Ernest Hemingway:

As Ernest Hemingway once said...
'All you have to do is write one true sentence. Write the truest sentence that you know.'

Friday, December 15, 2006

the girly doctor

Yesterday afternoon I paid $10 to have a cold, metal appliance shoved up my, well, girl parts, and get felt up by a man who wasn't my husband.

That's right, it was time for my annual visit to the OBGYN. It's always the same thing - chat with the doctor, get checked out, get prescription, leave as fast as possible. Only this time it started off all wrong. The nurse came in, weighed me (ack), took my blood pressure, then left me to undress (bottoms only) and wrap myself in a paper sheet. Not too difficult. For normal folks, that is.

Apparently I wasn't able to master the sheet. It's long, so I attempted to fold it in half before wrapping it, noticing it barely came all the way around. This caused me to hold on tight while maneuvering myself onto the table, which caused the sheet to rip right by my ass. Nice. I got up, refolded, and did the same thing, causing it to rip again. What the fuck? The thing seemed to be a hundred years old, basically disintegrating into dust before my very eyes. Who do they make those things for? I'm relatively thin, and if I'm having trouble, what happens to the larger gals? It's crazy.

I finally realize this stupid sheet isn't going to work. I need a new one, and pronto. I frantically search every drawer and cabinet in the room while my bare ass is hanging out for anyone who might walk into the room at any time, aka the male doctor. There are no sheets. Finally I locate a new, unopened box on the floor. Do I open it? Hell yes. I got out my keys, opened that sucker, and grabbed a new sheet asap. I chucked the other one in the trash can and managed to successfully wrap the new sheet around me and get onto the table sans mishap.

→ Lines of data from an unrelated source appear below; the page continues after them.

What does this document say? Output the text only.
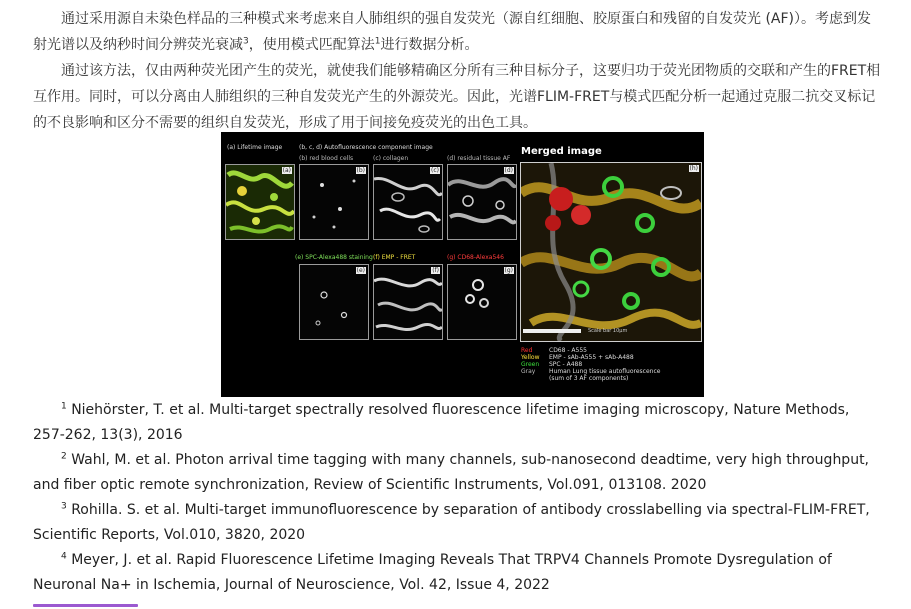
通过采用源自未染色样品的三种模式来考虑来自人肺组织的强自发荧光（源自红细胞、胶原蛋白和残留的自发荧光 (AF)）。考虑到发射光谱以及纳秒时间分辨荧光衰减$^3$，使用模式匹配算法$^1$进行数据分析。

通过该方法，仅由两种荧光团产生的荧光，就使我们能够精确区分所有三种目标分子，这要归功于荧光团物质的交联和产生的FRET相互作用。同时，可以分离由人肺组织的三种自发荧光产生的外源荧光。因此，光谱FLIM-FRET与模式匹配分析一起通过克服二抗交叉标记的不良影响和区分不需要的组织自发荧光，形成了用于间接免疫荧光的出色工具。

(a) Lifetime image	(b, c, d) Autofluorescence component image
(b) red blood cells	(c) collagen	(d) residual tissue AF
(a)	(b)	(c)	(d)
(e) SPC-Alexa488 staining (f) EMP - FRET	(g) CD68-Alexa546
(e)	(f)	(g)
Merged image
(h)
Scale bar 10µm
Red	CD68 - A555
Yellow EMP - sAb-A555 + sAb-A488
Green SPC - A488
Gray Human Lung tissue autofluorescence
(sum of 3 AF components)

$^1$ Niehörster, T. et al. Multi-target spectrally resolved fluorescence lifetime imaging microscopy, Nature Methods, 257-262, 13(3), 2016

$^2$ Wahl, M. et al. Photon arrival time tagging with many channels, sub-nanosecond deadtime, very high throughput, and fiber optic remote synchronization, Review of Scientific Instruments, Vol.091, 013108. 2020

$^3$ Rohilla. S. et al. Multi-target immunofluorescence by separation of antibody crosslabelling via spectral-FLIM-FRET, Scientific Reports, Vol.010, 3820, 2020

$^4$ Meyer, J. et al. Rapid Fluorescence Lifetime Imaging Reveals That TRPV4 Channels Promote Dysregulation of Neuronal Na+ in Ischemia, Journal of Neuroscience, Vol. 42, Issue 4, 2022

Of course by this time I'm sweating in my thick sweater and panting. Great. Luckily it was a few minutes before he actually made it into the room. Whew. Crisis averted.

He decided to put me on a different pill when I described the horrible moodiness that takes over my body lately during that special time of the month. I mean it's bad. I really feel sorry for the people in my life during that week. So he writes a new prescription and sends me on my way with a bag of samples of the new pill. I'm sure there's not a generic for this one yet, so I'll have to pay more than usual, which makes the samples especially helpful.

I peeked in the bag once in my car and noticed 3 months worth of samples as well as a nice little cosmetics-type bag (unfortunately with the name of the pill all over it, rendering it unusable). The bag had a month of pills plus a condom (?) and a lip gloss (?). Lots of scenarios ran through my head at that time, none of which made the least bit of sense. I let it go. Who can't use a spare condom and lip gloss?

1 comment:

Anonymous said...

I had one of those appointments over here a few months back. They do it differently in Ireland - "more natural," they like to say. Right. No paper gowns involved - you drop trou right in front of the doctor and hop up on the table, completely naked waste-down. They seem to think the gowns are too clinical and formal. I know it's all a ruse since they end up seeing everything, but I prefer the privacy of the gown, and I definitely prefer getting undressed in private!
Probably more info than you wanted to know, but I had to share the trauma of that experience, since you brought it up!